0x00010480 <+4>: add r11, sp, #0 ; dont add #4 here since no frp=0xbefff4a4
0x00010484 <+8>: sub sp, sp, #20 ; stack is size 20 sp=0xbfff490
0x00010488 <+12>: str r0, [r11, #-16]
0x0001048c <+16>: str r1, [r11, #-20] ; 0xffffffec
0x00010490 <+20>: ldr r2, [r11, #-16]
0x00010494 <+24>: ldr r3, [r11, #-20] ; 0xffffffec
0x00010498 <+28>: add r3, r2, r3
0x0001049c <+32>: str r3, [r11, #-8]
0x000104a0 <+36>: ldr r3, [r11, #-8]
0x000104a4 <+40>: mov r0, r3
0x000104a8 <+44>: add sp, r11, #0
0x000104ac <+48>: pop {r11} ; (ldr r11, [sp], #4)

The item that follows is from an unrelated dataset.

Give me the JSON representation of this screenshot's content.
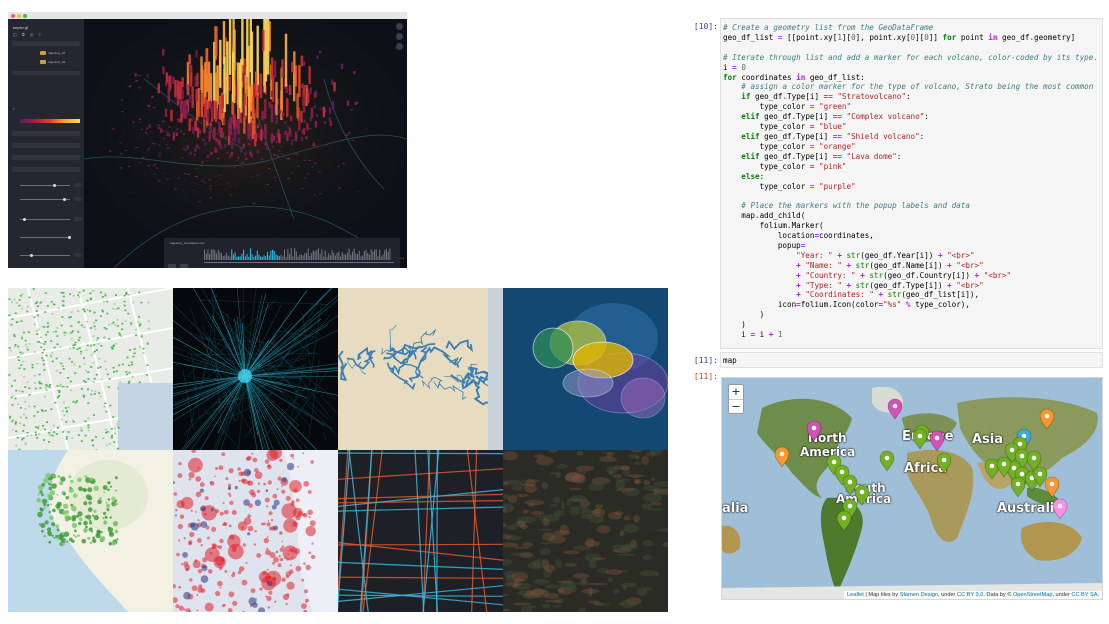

0x000104b0 <+52>: bx lr ; lr=0x10468
End of assembler dump.
(gdb)
The Stack Frame in the Real World
From what I’ve seen by disassembling functions is that stack frame isn’t always necessary and can be optimized out for performance. See this post Disassembly of Recurision in C where the stack frame is removed by the compiler with optimization.